From the American Association for Justice:
The New England Journal of Medicine published a new study on the effects of tort reform on emergency room department treatments. The researchers examined Medicare emergency room fee-for-service claims data from 1997-2011 in Texas, Georgia and South Carolina, all of which changed their emergency care liability standard from negligence to gross negligence. They found that such reforms did not change doctors’ testing behaviors and that "physicians are less motivated by legal risk than they believe themselves to be."
"We did not find evidence that these reforms decreased practice intensity, as measured by the rate of the use of advanced imaging, by the rate of hospital admission, or in two of three cases, by average charges. Although there was a small reduction in charges in one of the three states (Georgia), our results in aggregate suggest that these strongly protective laws caused little (if any) change in practice intensity among physicians caring for Medicare patients in emergency departments."

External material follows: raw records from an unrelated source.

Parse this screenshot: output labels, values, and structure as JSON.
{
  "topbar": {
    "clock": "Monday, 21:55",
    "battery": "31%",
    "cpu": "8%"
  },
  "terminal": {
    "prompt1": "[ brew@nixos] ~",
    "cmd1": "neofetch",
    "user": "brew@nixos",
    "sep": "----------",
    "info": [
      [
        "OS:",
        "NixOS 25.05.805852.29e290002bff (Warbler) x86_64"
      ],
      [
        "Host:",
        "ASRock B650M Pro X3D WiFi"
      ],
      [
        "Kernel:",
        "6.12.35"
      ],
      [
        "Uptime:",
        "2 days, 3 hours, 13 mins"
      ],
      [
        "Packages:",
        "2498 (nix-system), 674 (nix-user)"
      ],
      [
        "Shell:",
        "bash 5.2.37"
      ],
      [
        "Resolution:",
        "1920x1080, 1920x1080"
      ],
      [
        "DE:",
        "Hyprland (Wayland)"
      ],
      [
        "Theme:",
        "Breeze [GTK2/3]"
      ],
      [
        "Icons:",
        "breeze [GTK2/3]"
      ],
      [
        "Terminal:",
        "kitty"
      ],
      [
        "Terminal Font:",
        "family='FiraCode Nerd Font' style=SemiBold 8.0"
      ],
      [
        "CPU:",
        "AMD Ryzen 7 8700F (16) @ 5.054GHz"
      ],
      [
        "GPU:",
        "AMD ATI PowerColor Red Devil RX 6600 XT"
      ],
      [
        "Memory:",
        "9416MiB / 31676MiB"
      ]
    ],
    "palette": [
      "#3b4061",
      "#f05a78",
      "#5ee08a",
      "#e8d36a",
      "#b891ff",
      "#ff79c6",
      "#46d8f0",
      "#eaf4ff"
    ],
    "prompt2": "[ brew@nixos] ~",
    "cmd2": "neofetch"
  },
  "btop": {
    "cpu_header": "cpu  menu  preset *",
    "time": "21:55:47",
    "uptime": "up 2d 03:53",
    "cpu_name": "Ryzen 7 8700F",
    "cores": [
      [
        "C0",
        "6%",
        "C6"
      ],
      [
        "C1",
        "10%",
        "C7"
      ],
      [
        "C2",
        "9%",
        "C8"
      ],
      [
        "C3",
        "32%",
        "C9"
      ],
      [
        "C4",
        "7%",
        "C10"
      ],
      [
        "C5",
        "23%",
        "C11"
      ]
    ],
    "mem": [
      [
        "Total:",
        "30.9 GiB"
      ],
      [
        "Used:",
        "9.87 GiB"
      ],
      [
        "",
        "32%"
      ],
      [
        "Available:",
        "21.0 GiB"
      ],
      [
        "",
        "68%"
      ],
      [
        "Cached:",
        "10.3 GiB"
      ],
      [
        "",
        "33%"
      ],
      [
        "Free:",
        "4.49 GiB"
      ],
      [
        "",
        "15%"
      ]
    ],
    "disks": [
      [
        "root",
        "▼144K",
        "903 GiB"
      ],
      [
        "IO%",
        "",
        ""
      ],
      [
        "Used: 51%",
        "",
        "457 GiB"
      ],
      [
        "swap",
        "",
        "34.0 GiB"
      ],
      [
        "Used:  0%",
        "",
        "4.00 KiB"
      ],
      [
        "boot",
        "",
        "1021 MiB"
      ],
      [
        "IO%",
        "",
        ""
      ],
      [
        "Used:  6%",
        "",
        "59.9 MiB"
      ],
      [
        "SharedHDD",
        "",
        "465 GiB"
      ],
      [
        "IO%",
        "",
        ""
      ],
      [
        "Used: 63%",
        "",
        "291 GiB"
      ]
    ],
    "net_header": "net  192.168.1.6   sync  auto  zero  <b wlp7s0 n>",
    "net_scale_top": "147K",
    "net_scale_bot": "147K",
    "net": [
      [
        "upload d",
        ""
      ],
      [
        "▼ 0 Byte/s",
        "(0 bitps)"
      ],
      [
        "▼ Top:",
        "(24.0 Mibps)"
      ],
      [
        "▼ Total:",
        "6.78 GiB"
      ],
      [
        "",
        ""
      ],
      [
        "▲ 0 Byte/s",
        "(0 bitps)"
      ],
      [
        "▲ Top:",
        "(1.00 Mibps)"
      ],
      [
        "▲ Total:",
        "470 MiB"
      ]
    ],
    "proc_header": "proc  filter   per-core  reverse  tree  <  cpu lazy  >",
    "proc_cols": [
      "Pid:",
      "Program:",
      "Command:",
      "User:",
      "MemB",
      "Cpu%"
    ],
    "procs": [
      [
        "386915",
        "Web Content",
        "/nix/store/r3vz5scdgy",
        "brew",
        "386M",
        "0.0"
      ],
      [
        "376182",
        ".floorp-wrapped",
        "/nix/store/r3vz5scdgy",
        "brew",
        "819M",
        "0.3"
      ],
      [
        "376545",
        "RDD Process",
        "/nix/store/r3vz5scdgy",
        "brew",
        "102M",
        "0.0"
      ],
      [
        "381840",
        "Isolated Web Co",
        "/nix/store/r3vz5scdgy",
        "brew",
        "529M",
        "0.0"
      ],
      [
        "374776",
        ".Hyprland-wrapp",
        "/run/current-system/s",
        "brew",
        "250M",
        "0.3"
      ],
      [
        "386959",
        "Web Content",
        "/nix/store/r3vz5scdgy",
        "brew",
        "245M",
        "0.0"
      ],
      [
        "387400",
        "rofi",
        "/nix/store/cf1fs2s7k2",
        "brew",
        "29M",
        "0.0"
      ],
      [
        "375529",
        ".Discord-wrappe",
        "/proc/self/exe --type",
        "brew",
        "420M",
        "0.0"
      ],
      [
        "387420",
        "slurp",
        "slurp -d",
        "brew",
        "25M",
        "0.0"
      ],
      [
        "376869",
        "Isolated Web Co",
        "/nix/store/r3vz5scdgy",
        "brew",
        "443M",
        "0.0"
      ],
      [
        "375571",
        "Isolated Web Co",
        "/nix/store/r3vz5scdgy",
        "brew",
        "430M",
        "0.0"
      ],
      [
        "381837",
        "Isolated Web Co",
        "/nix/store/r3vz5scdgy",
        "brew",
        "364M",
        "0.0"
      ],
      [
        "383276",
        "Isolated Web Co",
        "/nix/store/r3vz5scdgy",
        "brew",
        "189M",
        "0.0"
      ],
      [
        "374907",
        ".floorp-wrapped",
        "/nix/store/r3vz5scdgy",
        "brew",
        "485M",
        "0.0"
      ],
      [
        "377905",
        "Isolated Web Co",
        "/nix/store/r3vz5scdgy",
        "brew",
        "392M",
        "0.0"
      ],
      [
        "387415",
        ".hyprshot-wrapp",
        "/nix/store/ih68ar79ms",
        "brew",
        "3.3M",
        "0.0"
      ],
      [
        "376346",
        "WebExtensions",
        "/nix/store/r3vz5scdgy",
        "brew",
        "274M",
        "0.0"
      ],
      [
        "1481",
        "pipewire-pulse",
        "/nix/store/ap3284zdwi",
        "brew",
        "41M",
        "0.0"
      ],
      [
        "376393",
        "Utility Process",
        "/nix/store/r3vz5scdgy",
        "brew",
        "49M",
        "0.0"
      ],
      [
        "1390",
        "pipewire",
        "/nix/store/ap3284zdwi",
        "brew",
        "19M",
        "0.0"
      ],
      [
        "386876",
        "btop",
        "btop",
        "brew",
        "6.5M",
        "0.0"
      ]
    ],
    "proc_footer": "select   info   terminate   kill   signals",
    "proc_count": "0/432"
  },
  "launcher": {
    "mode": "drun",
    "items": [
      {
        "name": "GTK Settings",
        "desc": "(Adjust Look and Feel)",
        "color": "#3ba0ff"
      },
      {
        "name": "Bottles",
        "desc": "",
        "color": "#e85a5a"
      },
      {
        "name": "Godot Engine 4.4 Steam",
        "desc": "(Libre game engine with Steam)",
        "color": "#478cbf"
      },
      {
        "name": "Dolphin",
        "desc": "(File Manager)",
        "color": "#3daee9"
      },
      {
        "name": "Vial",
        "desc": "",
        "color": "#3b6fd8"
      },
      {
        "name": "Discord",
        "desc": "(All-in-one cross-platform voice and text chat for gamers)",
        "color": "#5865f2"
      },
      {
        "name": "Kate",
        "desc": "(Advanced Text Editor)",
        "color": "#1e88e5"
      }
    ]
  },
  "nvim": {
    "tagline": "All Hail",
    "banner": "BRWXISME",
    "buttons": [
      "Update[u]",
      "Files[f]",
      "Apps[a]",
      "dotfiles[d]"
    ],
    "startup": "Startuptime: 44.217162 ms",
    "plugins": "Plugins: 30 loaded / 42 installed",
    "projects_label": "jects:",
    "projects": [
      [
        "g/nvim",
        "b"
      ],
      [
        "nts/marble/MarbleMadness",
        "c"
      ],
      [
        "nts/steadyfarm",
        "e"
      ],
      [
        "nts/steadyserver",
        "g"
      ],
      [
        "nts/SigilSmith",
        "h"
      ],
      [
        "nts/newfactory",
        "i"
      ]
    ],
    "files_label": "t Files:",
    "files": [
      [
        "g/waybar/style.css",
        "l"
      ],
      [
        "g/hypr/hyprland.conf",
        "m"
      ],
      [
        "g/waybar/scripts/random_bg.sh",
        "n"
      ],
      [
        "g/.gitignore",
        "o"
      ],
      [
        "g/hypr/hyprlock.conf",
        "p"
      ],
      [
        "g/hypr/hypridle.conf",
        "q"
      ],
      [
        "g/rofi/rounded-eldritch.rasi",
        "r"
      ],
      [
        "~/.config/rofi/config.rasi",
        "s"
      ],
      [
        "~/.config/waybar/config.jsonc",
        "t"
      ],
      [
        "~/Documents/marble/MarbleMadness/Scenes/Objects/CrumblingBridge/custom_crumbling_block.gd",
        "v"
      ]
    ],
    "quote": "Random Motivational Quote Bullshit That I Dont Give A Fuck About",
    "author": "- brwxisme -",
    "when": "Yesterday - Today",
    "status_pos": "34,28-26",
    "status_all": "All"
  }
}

They also extended their discussion to safe harbors from adherence to practice guidelines, saying they would not affect physicians’ testing behavior, either:
"One might argue that physicians in the reform states do not believe that they are fully protected. This is true to some degree, but the critique may be applied to any other law. For example, some have advocated for "safe harbor" laws, which would provide specific protections to physicians who adhere to evidence-based guidelines. If physicians do not believe that they are adequately protected by a legal standard of gross negligence, then they also might not believe that they are protected by a statute that provides a safe harbor for evidence-based guidelines. Indeed, a recent study showed that evidence-based guidelines would be applicable to only a minority of malpractice claims."